3. Davi perguntou aos gibeonitas: Que quereis que eu vos faça? Como poderei reparar o erro, para que abençoeis a herança do SENHOR?

4. Os gibeonitas lhe disseram: Não é por prata nem ouro que temos questão com Saul e com a sua família; não cabe a nós matar ninguém em Israel. Davi lhes disse: Que quereis que vos faça?

5. Eles responderam ao rei: Quanto ao homem que nos perseguia e procurava nos exterminar, para que não ficássemos em lugar algum de Israel,

6. queremos que sete homens de seus descendentes sejam enforcados diante do SENHOR, em Gibeá de Saul, o escolhido do SENHOR. E o rei disse: Eu os darei.

7. Porém o rei poupou Mefibosete, filho de Jônatas, filho de Saul, por causa do juramento feito entre eles diante do SENHOR, isto é, entre Davi e Jônatas, filho de Saul.

8. Mas o rei pegou os dois filhos de Rizpa, filha de Aías, que ela tivera de Saul: Armoni e Mefibosete, como também os cinco filhos de Merabe, filha de Saul, que ela tivera de Adriel, filho de Barzilai, meolatita,

9. e os entregou aos gibeonitas, os quais os enforcaram no monte, diante do SENHOR; e os sete foram executados todos juntos. Eles foram mortos nos primeiros dias da colheita da cevada.

10. Então Rizpa, filha de Aías, pegou um pano de saco, estendeu-o para si sobre uma pedra e, desde o princípio da colheita até cair chuva do céu sobre os corpos, não deixou que as aves do céu se aproximassem deles durante o dia, nem os animais selvagens durante a noite.

11. Quando contaram a Davi o que Rizpa, filha de Aías, concubina de Saul, havia feito,

12. ele mandou pegar os ossos de Saul e os de seu filho Jônatas, que estavam com os moradores de Jabes-Gileade, que os haviam furtado da praça de Bete-Seã, onde os filisteus os haviam pendurado quando mataram Saul em Gilboa.

13. E trouxe dali os ossos de Saul e os de seu filho Jônatas; e ajuntaram a eles também os ossos dos enforcados.

14. Enterraram os ossos de Saul e de seu filho Jônatas na terra de Benjamim, em Zela, na sepultura de Quis, seu pai; e fizeram tudo o que o rei havia ordenado. Depois disso, Deus atendeu às orações em favor da terra.

15. Os filisteus atacaram novamente Israel.
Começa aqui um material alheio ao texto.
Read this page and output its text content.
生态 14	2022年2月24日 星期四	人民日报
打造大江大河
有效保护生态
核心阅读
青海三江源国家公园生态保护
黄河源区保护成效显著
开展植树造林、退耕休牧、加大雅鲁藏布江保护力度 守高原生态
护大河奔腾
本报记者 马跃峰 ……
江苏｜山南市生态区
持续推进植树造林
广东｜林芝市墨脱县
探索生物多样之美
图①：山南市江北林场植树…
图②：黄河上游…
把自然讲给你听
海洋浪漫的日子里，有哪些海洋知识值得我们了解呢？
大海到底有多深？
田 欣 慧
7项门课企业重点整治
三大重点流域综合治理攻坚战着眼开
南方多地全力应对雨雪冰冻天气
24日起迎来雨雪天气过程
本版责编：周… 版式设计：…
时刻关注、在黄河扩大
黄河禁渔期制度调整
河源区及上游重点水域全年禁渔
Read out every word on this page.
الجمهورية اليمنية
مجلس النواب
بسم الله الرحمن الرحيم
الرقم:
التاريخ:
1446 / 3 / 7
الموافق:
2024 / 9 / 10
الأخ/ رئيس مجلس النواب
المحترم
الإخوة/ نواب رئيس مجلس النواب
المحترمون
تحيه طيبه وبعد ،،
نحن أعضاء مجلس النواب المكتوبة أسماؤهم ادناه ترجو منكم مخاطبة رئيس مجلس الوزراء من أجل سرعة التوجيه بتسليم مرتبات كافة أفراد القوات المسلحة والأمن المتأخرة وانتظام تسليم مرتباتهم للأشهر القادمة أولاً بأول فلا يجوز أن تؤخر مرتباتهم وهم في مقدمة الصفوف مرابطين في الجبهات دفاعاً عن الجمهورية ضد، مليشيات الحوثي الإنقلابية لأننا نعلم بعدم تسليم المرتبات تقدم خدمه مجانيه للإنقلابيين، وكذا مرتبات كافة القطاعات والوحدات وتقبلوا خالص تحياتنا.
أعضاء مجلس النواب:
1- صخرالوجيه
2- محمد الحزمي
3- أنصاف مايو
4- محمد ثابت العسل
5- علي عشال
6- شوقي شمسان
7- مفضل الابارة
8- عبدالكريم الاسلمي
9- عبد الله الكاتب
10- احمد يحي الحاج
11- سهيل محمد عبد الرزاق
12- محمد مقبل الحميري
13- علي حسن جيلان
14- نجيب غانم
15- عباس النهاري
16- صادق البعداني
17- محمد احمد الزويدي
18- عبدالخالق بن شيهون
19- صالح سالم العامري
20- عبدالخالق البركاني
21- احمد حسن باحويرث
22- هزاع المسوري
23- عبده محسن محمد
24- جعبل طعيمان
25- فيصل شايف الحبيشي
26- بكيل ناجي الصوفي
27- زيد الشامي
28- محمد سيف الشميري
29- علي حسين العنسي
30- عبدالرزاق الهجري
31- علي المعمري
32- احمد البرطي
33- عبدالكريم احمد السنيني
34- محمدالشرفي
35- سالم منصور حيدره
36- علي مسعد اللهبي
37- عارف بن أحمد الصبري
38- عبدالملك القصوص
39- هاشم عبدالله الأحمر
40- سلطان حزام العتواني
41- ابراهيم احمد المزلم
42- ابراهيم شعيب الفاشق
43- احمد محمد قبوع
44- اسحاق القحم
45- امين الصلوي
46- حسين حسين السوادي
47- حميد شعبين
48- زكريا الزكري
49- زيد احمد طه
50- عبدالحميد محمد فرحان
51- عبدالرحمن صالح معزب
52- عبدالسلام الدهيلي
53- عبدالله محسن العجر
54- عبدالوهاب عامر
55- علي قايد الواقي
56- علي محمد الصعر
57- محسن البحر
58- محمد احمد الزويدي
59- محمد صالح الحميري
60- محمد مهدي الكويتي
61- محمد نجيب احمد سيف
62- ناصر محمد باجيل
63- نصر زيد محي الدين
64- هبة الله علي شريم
Davi desceu com as suas tropas e lutou tanto contra os filisteus, que se cansou.

16. Isbi-Benobe, descendente de gigantes, cuja lança pesava trezentos siclos de bronze, e que trazia uma espada nova, se comprometera a matar Davi.

17. Mas, Abisai, filho de Zeruia, o socorreu; e, ferindo o filisteu, o matou. Então os soldados de Davi lhe juraram: Nunca mais sairás conosco à guerra, para que a lâmpada de Israel não se apague.

18. Depois disso, houve mais uma batalha contra os filisteus, em Gobe. Então Sibecai, o husatita, matou Safe, que era descendente de gigantes.

19. Houve mais outra batalha contra os filisteus em Gobe; e Elanã, filho de Jaaré-Oregim, o belemita, matou Golias, o geteu, cuja lança tinha uma haste parecida com lançadeira de tecelão.

20. Houve também outra batalha em Gate, onde estava um homem de grande estatura, com seis dedos em cada mão e seis em cada pé: vinte e quatro ao todo. Ele também era descendente de gigantes.

21. Ele havia desafiado Israel, mas Jônatas, filho de Simei, irmão de Davi, o matou.

22. Esses quatro eram descendentes de gigantes em Gate; foram mortos por Davi e seus soldados.